The hard version of this also has to reckon with the model it's feeding. Knowledge shoved into a model in some tidy, human-invented taxonomy fights the model's own internal geometry. The version I would actually want preserves the shape the model already thinks in rather than imposing mine on it. That word, native, is doing a lot of work in my head and almost none on disk yet. I haven't built it. But I do have ideas to pursue.
Where this came from, and where it is
None of this arrived as a plan. It grew out of a cache-augmented-generation prototype I was poking at, which turned into KnowledgePersistence-AI, which is the thing that taught me the relationships between pieces of knowledge are worth more than the pieces. The wake-sleep-dream framing came after, as a way to make sense of what I was already building and what I kept wishing it did.
So to be clear about the state of it: Wake is just the model. Sleep, the persistence and retrieval, mostly works and is rough. Dream is one real batch job, a lot of design doc, and a conviction. I haven't done any weight-level training at all; the LoRA and fine-tuning ideas are exactly that, ideas I have not tried. The most important part is the least built.
What I don't know yet
- Whether the metaphor is transferable to this use case or just a nice story. It has been a good thinking tool. That's not the same as being true.

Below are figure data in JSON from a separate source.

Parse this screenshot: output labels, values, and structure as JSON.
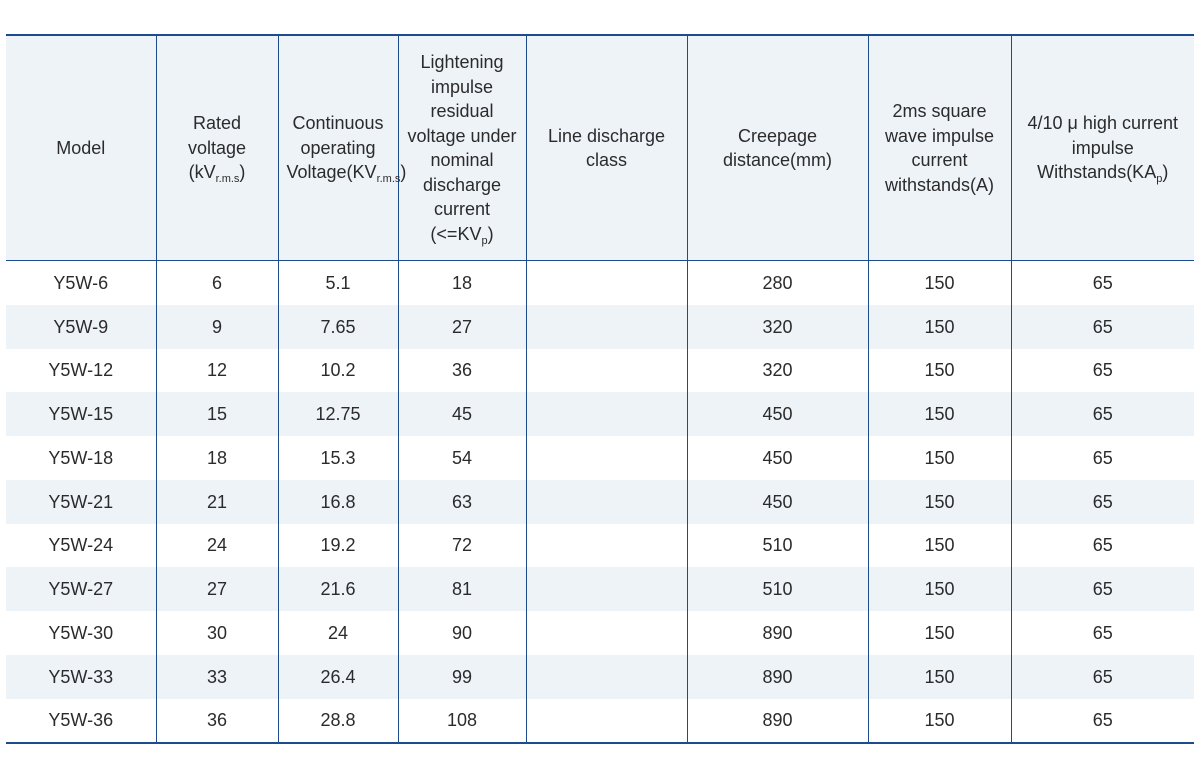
{
  "table": {
    "headers": {
      "model": "Model",
      "rated_voltage": {
        "main": "Rated voltage (kV",
        "sub": "r.m.s",
        "tail": ")"
      },
      "continuous_voltage": {
        "main": "Continuous operating Voltage(KV",
        "sub": "r.m.s",
        "tail": ")"
      },
      "residual_voltage": {
        "main": "Lightening impulse residual voltage under nominal discharge current (<=KV",
        "sub": "p",
        "tail": ")"
      },
      "line_discharge_class": "Line discharge class",
      "creepage_distance": "Creepage distance(mm)",
      "square_wave_current": "2ms square wave impulse current withstands(A)",
      "high_current": {
        "main": "4/10 μ high current impulse Withstands(KA",
        "sub": "p",
        "tail": ")"
      }
    },
    "rows": [
      {
        "model": "Y5W-6",
        "rated": "6",
        "continuous": "5.1",
        "residual": "18",
        "line_class": "",
        "creepage": "280",
        "square_wave": "150",
        "high_current": "65"
      },
      {
        "model": "Y5W-9",
        "rated": "9",
        "continuous": "7.65",
        "residual": "27",
        "line_class": "",
        "creepage": "320",
        "square_wave": "150",
        "high_current": "65"
      },
      {
        "model": "Y5W-12",
        "rated": "12",
        "continuous": "10.2",
        "residual": "36",
        "line_class": "",
        "creepage": "320",
        "square_wave": "150",
        "high_current": "65"
      },
      {
        "model": "Y5W-15",
        "rated": "15",
        "continuous": "12.75",
        "residual": "45",
        "line_class": "",
        "creepage": "450",
        "square_wave": "150",
        "high_current": "65"
      },
      {
        "model": "Y5W-18",
        "rated": "18",
        "continuous": "15.3",
        "residual": "54",
        "line_class": "",
        "creepage": "450",
        "square_wave": "150",
        "high_current": "65"
      },
      {
        "model": "Y5W-21",
        "rated": "21",
        "continuous": "16.8",
        "residual": "63",
        "line_class": "",
        "creepage": "450",
        "square_wave": "150",
        "high_current": "65"
      },
      {
        "model": "Y5W-24",
        "rated": "24",
        "continuous": "19.2",
        "residual": "72",
        "line_class": "",
        "creepage": "510",
        "square_wave": "150",
        "high_current": "65"
      },
      {
        "model": "Y5W-27",
        "rated": "27",
        "continuous": "21.6",
        "residual": "81",
        "line_class": "",
        "creepage": "510",
        "square_wave": "150",
        "high_current": "65"
      },
      {
        "model": "Y5W-30",
        "rated": "30",
        "continuous": "24",
        "residual": "90",
        "line_class": "",
        "creepage": "890",
        "square_wave": "150",
        "high_current": "65"
      },
      {
        "model": "Y5W-33",
        "rated": "33",
        "continuous": "26.4",
        "residual": "99",
        "line_class": "",
        "creepage": "890",
        "square_wave": "150",
        "high_current": "65"
      },
      {
        "model": "Y5W-36",
        "rated": "36",
        "continuous": "28.8",
        "residual": "108",
        "line_class": "",
        "creepage": "890",
        "square_wave": "150",
        "high_current": "65"
      }
    ]
  },
  "colors": {
    "border": "#1e4b8c",
    "stripe": "#eef3f8",
    "text": "#2b2b2b"
  }
}
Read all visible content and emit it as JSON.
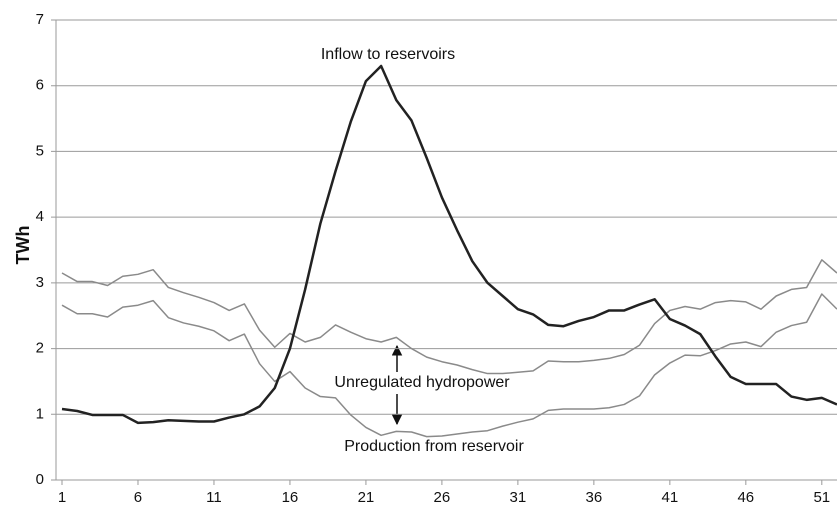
{
  "chart_data": {
    "type": "line",
    "ylabel": "TWh",
    "annotations": [
      "Inflow to reservoirs",
      "Unregulated hydropower",
      "Production from reservoir"
    ],
    "x": [
      1,
      2,
      3,
      4,
      5,
      6,
      7,
      8,
      9,
      10,
      11,
      12,
      13,
      14,
      15,
      16,
      17,
      18,
      19,
      20,
      21,
      22,
      23,
      24,
      25,
      26,
      27,
      28,
      29,
      30,
      31,
      32,
      33,
      34,
      35,
      36,
      37,
      38,
      39,
      40,
      41,
      42,
      43,
      44,
      45,
      46,
      47,
      48,
      49,
      50,
      51,
      52
    ],
    "xlim": [
      1,
      52
    ],
    "xticks": [
      1,
      6,
      11,
      16,
      21,
      26,
      31,
      36,
      41,
      46,
      51
    ],
    "ylim": [
      0,
      7
    ],
    "yticks": [
      0,
      1,
      2,
      3,
      4,
      5,
      6,
      7
    ],
    "grid": true,
    "series": [
      {
        "color": "#8a8a8a",
        "width": 1.5,
        "values": [
          3.15,
          3.02,
          3.02,
          2.96,
          3.1,
          3.13,
          3.2,
          2.93,
          2.85,
          2.78,
          2.7,
          2.58,
          2.68,
          2.28,
          2.02,
          2.23,
          2.1,
          2.17,
          2.36,
          2.25,
          2.15,
          2.1,
          2.17,
          2.0,
          1.87,
          1.8,
          1.75,
          1.68,
          1.62,
          1.62,
          1.64,
          1.66,
          1.81,
          1.8,
          1.8,
          1.82,
          1.85,
          1.91,
          2.05,
          2.38,
          2.58,
          2.64,
          2.6,
          2.7,
          2.73,
          2.71,
          2.6,
          2.8,
          2.9,
          2.93,
          3.35,
          3.15
        ]
      },
      {
        "color": "#8a8a8a",
        "width": 1.5,
        "values": [
          2.66,
          2.53,
          2.53,
          2.48,
          2.63,
          2.66,
          2.73,
          2.47,
          2.39,
          2.34,
          2.27,
          2.12,
          2.22,
          1.77,
          1.5,
          1.65,
          1.4,
          1.27,
          1.25,
          0.99,
          0.8,
          0.68,
          0.74,
          0.73,
          0.66,
          0.67,
          0.7,
          0.73,
          0.75,
          0.82,
          0.88,
          0.93,
          1.06,
          1.08,
          1.08,
          1.08,
          1.1,
          1.15,
          1.28,
          1.6,
          1.78,
          1.9,
          1.89,
          1.97,
          2.07,
          2.1,
          2.03,
          2.25,
          2.35,
          2.4,
          2.83,
          2.6
        ]
      },
      {
        "color": "#222222",
        "width": 2.5,
        "values": [
          1.08,
          1.05,
          0.99,
          0.99,
          0.99,
          0.87,
          0.88,
          0.91,
          0.9,
          0.89,
          0.89,
          0.95,
          1.0,
          1.12,
          1.4,
          2.0,
          2.9,
          3.9,
          4.7,
          5.45,
          6.07,
          6.3,
          5.78,
          5.47,
          4.9,
          4.3,
          3.8,
          3.33,
          3.0,
          2.8,
          2.6,
          2.52,
          2.36,
          2.34,
          2.42,
          2.48,
          2.58,
          2.58,
          2.67,
          2.75,
          2.45,
          2.35,
          2.22,
          1.88,
          1.57,
          1.46,
          1.46,
          1.46,
          1.27,
          1.22,
          1.25,
          1.15
        ]
      }
    ]
  }
}
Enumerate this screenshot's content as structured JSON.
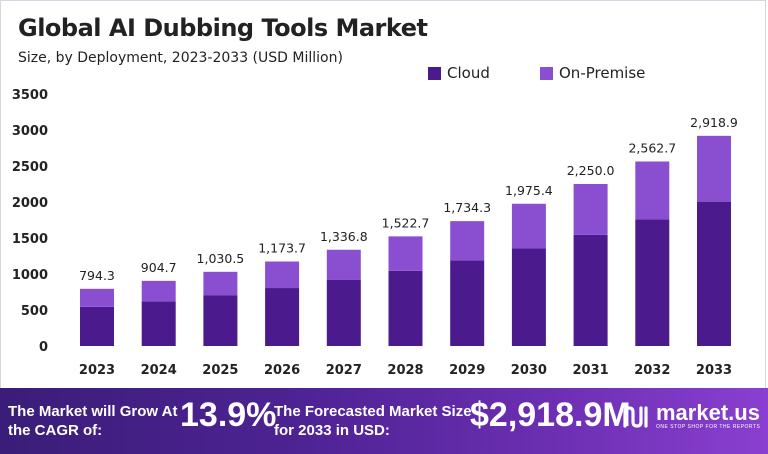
{
  "header": {
    "title": "Global AI Dubbing Tools Market",
    "subtitle": "Size, by Deployment, 2023-2033 (USD Million)"
  },
  "chart_data": {
    "type": "bar",
    "stacked": true,
    "categories": [
      "2023",
      "2024",
      "2025",
      "2026",
      "2027",
      "2028",
      "2029",
      "2030",
      "2031",
      "2032",
      "2033"
    ],
    "series": [
      {
        "name": "Cloud",
        "color": "#4b1a8c",
        "values": [
          544,
          620,
          706,
          805,
          917,
          1044,
          1190,
          1355,
          1545,
          1760,
          2005
        ]
      },
      {
        "name": "On-Premise",
        "color": "#8a4fd0",
        "values": [
          250.3,
          284.7,
          324.5,
          368.7,
          419.8,
          478.7,
          544.3,
          620.4,
          705,
          802.7,
          913.9
        ]
      }
    ],
    "totals_labels": [
      "794.3",
      "904.7",
      "1,030.5",
      "1,173.7",
      "1,336.8",
      "1,522.7",
      "1,734.3",
      "1,975.4",
      "2,250.0",
      "2,562.7",
      "2,918.9"
    ],
    "totals": [
      794.3,
      904.7,
      1030.5,
      1173.7,
      1336.8,
      1522.7,
      1734.3,
      1975.4,
      2250.0,
      2562.7,
      2918.9
    ],
    "yticks": [
      "0",
      "500",
      "1000",
      "1500",
      "2000",
      "2500",
      "3000",
      "3500"
    ],
    "ylim": [
      0,
      3500
    ],
    "legend_position": "top-right",
    "grid": false
  },
  "banner": {
    "growth_text": "The Market will Grow At the CAGR of:",
    "cagr": "13.9%",
    "forecast_text": "The Forecasted Market Size for 2033 in USD:",
    "forecast_value": "$2,918.9M",
    "brand": "market.us",
    "tagline": "ONE STOP SHOP FOR THE REPORTS"
  }
}
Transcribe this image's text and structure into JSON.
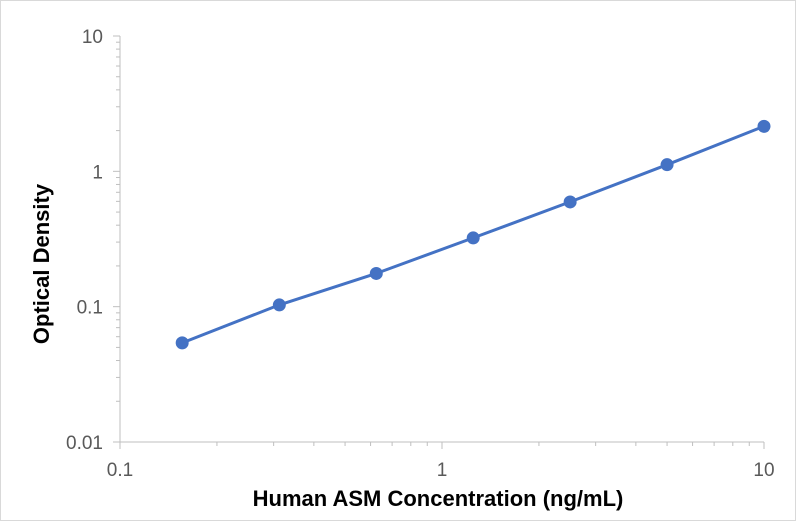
{
  "chart_data": {
    "type": "line",
    "title": "",
    "xlabel": "Human ASM Concentration (ng/mL)",
    "ylabel": "Optical Density",
    "xscale": "log",
    "yscale": "log",
    "xlim": [
      0.1,
      10
    ],
    "ylim": [
      0.01,
      10
    ],
    "x_ticks": [
      {
        "value": 0.1,
        "label": "0.1"
      },
      {
        "value": 1,
        "label": "1"
      },
      {
        "value": 10,
        "label": "10"
      }
    ],
    "y_ticks": [
      {
        "value": 0.01,
        "label": "0.01"
      },
      {
        "value": 0.1,
        "label": "0.1"
      },
      {
        "value": 1,
        "label": "1"
      },
      {
        "value": 10,
        "label": "10"
      }
    ],
    "grid": false,
    "legend": "none",
    "series": [
      {
        "color": "#4472c4",
        "marker": "circle",
        "x": [
          0.156,
          0.3125,
          0.625,
          1.25,
          2.5,
          5,
          10
        ],
        "y": [
          0.054,
          0.103,
          0.176,
          0.322,
          0.594,
          1.12,
          2.15
        ]
      }
    ]
  }
}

- How far down the dream spectrum is worth going. Retrieval is cheap and LoRA isn't, and I don't yet have a principled way to decide when a memory has earned a place in the weights.
- There must be different ways and grades of processing that are useful. The good thing is that I'm never limited to one technique or level of processing. In that I have the advantage over my brain (I think).
- What "native" really means in practice, and whether preserving a model's own geometry is a real technique or a feeling I have.
- How any of this degrades. Human memory forgets on purpose. I suspect a memory that only ever accumulates is a memory that eventually drowns, but I haven't built the forgetting yet either.
- I also haven't considered disproven or discredited or downgraded or negative proof or absent information. All of that's important too, and it's still a completely unexplored area.
I'm writing this down mostly to argue with myself, and a little in the hope that someone further along will tell me where I'm wrong or right or useful or not. It's an idea I am chasing, not a thing I've caught. I'll write more as I build more, including the parts where it doesn't work.